Three assisted living facility workers are being prosecuted in the death of 86-year-old, Hazel Place, a resident who suffered from Alzheimer’s disease.  Authorities alleged the three left Ms. Place outside in sweltering weather for six hours.

Jamie Johnston, 30, Jenny Logan, 50, and Letticia Martinez, 27, employees of  Cappella Assisted Living and Memory in Grand Junction, Colorado, were charged with negligent death of an at risk person and criminally negligent homicide, both felonies.  

Johnston and Martinez were also charged with a misdemeanor for allegedly forging patient records, according to court documents describing the charges.

National Weather Service data shows that the high temperature in Grand Junction that day was 102 degrees Fahrenheit (38.9 Celsius).

The court documents detailing the evidence gathered against the workers have been sealed.

Place could walk and did so frequently in a routine that was familiar to caregivers, but was supposed to be checked on every hour because she was at risk of falling, her daughter, Donna Golden, told The Daily Sentinel in Grand Junction.

“What it boils down to, as the caregivers that day and probably on other days, none of them were doing their job.
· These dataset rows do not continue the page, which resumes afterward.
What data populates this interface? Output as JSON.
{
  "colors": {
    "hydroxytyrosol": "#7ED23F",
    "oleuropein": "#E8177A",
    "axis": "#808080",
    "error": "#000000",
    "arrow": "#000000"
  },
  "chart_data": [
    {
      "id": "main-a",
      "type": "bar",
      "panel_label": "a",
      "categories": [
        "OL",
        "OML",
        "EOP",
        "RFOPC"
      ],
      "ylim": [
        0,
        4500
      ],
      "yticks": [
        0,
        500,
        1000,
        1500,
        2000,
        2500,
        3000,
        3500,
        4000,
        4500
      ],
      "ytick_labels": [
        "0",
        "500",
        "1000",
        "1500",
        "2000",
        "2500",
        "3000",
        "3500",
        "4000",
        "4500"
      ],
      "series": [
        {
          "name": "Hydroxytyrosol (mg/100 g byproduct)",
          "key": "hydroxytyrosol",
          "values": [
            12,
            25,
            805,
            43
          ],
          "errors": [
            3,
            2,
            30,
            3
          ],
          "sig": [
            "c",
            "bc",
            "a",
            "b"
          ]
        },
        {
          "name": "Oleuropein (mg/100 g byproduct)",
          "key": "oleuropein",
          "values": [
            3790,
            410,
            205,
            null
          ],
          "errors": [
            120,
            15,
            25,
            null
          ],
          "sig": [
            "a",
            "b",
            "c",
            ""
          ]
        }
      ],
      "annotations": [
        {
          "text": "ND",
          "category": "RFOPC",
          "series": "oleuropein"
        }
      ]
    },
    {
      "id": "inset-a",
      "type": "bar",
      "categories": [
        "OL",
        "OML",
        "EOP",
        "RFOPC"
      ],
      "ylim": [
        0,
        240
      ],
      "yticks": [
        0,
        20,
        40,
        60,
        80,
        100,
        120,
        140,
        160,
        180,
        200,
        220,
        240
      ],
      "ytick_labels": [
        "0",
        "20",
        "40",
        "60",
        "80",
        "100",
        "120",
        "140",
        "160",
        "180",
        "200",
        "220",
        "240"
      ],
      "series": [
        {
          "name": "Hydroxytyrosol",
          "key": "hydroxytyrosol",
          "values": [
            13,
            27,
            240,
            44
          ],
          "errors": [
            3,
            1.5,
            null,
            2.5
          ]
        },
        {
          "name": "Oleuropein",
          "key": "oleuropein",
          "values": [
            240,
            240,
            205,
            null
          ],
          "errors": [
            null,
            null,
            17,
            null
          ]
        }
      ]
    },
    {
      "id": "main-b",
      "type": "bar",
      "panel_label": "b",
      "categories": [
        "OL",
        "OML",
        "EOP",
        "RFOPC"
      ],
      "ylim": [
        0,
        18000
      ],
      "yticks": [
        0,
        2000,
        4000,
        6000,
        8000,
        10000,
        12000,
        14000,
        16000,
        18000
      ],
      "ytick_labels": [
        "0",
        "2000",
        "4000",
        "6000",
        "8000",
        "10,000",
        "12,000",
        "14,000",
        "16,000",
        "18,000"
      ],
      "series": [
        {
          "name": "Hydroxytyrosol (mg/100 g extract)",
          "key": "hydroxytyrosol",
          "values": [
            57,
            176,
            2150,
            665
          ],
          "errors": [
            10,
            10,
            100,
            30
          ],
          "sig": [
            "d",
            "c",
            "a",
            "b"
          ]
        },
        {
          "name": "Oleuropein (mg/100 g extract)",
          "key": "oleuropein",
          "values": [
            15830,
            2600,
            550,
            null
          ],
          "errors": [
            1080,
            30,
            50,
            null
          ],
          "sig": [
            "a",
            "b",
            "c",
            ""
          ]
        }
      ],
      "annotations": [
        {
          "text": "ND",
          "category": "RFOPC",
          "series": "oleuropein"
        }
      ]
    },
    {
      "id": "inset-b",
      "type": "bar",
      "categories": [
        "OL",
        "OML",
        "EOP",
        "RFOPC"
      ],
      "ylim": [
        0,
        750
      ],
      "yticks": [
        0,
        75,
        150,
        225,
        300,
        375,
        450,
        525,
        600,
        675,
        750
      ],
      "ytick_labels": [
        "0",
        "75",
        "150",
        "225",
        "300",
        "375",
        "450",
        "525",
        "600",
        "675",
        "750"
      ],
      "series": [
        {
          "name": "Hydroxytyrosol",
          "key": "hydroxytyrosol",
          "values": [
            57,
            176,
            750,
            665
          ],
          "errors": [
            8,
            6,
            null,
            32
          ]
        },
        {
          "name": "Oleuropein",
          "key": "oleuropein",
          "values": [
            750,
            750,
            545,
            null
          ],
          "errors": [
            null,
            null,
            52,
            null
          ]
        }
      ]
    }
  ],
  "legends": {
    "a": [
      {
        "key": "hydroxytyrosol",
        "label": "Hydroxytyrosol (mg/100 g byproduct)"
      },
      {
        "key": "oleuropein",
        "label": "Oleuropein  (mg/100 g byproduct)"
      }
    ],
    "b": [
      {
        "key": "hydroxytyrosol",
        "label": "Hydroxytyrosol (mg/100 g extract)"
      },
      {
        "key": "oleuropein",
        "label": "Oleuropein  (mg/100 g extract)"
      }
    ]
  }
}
Not a one of them checked her,” she said.

Cappella Assisted Living and Memory said in a statement that it reported the circumstances surrounding Place’s death to regulators and conducted an internal investigation which led to the dismissal of two of the workers. The third worker was placed on “investigatory leave,” the statement said.

“We are very saddened by the passing of this beloved resident, and we continue to send our sincerest sympathy to this resident’s family and friends,” the statement said.